Dr. Korn said telemedicine is one of the few good things to come out of the pandemic.
“We’ve been doing telemedicine for as long as computers have been invented,” he said. “But what has really changed is the appetite for wanting to take it to another level.”
According to the New England Journal of Medicine, Sharp Rees-Stealy in San Diego did only a few dozen telehealth visits with patients in the entire month of February in 2020. That number skyrocketed to roughly 2,000 a day during March of 2020 after the COVID-19 pandemic sent everyone home.

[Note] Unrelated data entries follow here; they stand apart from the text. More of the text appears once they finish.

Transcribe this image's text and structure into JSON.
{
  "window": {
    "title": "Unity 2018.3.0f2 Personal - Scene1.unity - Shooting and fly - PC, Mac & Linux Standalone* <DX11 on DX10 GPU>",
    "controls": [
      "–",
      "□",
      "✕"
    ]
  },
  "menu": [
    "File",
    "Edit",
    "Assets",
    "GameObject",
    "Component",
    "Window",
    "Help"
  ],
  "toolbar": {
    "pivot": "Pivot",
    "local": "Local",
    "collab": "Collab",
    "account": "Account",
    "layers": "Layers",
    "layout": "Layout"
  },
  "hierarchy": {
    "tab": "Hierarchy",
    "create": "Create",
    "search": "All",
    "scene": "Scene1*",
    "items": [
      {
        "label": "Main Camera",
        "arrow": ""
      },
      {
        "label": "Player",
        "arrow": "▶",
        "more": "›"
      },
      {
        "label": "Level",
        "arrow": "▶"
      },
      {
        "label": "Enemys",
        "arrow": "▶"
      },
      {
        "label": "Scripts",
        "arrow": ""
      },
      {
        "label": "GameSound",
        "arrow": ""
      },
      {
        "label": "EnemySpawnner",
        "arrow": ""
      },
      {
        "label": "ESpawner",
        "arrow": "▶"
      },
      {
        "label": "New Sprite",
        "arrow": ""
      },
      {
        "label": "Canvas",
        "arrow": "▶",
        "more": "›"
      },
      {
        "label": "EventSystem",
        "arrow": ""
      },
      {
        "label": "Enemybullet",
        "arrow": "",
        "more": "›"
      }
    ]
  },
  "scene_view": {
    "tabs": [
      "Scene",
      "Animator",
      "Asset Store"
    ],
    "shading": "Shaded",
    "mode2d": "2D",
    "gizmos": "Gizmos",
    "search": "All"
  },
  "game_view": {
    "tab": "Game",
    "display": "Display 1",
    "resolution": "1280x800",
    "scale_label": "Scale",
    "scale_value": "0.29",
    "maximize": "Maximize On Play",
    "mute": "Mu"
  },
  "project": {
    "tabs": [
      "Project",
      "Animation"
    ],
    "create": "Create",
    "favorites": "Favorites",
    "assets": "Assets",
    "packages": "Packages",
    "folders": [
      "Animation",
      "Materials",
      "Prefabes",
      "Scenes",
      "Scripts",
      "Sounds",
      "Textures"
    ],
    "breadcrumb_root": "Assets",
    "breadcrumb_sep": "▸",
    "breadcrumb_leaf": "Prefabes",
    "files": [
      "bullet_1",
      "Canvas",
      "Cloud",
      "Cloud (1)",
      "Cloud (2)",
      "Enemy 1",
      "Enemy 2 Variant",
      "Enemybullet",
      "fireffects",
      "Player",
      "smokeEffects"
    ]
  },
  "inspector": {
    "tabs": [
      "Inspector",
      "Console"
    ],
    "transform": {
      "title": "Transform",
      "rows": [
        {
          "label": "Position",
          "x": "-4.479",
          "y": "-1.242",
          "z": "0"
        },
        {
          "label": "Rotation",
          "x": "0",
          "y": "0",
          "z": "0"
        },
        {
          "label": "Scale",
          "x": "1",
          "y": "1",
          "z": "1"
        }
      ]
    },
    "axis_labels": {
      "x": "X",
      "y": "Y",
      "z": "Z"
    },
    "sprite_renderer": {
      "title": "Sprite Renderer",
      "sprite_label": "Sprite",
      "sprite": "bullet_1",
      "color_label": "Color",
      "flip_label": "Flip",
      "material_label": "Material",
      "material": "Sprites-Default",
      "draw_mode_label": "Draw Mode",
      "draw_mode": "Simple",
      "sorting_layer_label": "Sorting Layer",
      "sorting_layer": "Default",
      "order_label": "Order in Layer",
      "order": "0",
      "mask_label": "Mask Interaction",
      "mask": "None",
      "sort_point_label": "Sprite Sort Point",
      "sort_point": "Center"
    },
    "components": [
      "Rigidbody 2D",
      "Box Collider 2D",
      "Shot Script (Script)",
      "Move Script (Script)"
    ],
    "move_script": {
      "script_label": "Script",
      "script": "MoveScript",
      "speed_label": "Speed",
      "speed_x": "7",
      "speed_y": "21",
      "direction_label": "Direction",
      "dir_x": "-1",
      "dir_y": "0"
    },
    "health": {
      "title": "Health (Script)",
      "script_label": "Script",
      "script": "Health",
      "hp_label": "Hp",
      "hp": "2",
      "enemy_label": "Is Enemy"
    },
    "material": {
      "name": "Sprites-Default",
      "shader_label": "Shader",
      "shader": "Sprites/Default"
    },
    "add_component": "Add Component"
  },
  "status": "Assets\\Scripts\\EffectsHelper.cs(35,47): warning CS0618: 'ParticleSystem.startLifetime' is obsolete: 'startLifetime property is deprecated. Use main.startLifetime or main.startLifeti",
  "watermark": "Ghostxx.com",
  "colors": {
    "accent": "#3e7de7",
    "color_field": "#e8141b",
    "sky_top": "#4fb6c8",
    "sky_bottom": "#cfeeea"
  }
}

“We can’t go back to the way it was. We have to go forward,” stressed Dr. Korn.
He said telemedicine saves patients time, money, and stress. He said it saves doctors' time as well.
“It’s really a win-win-win for society,” Dr. Korn smiled.
The week of Sept. 19 is National Telehealth Awareness Week. Dr. Korn suggested people ask their doctors if telemedicine is an easier option for their next appointment.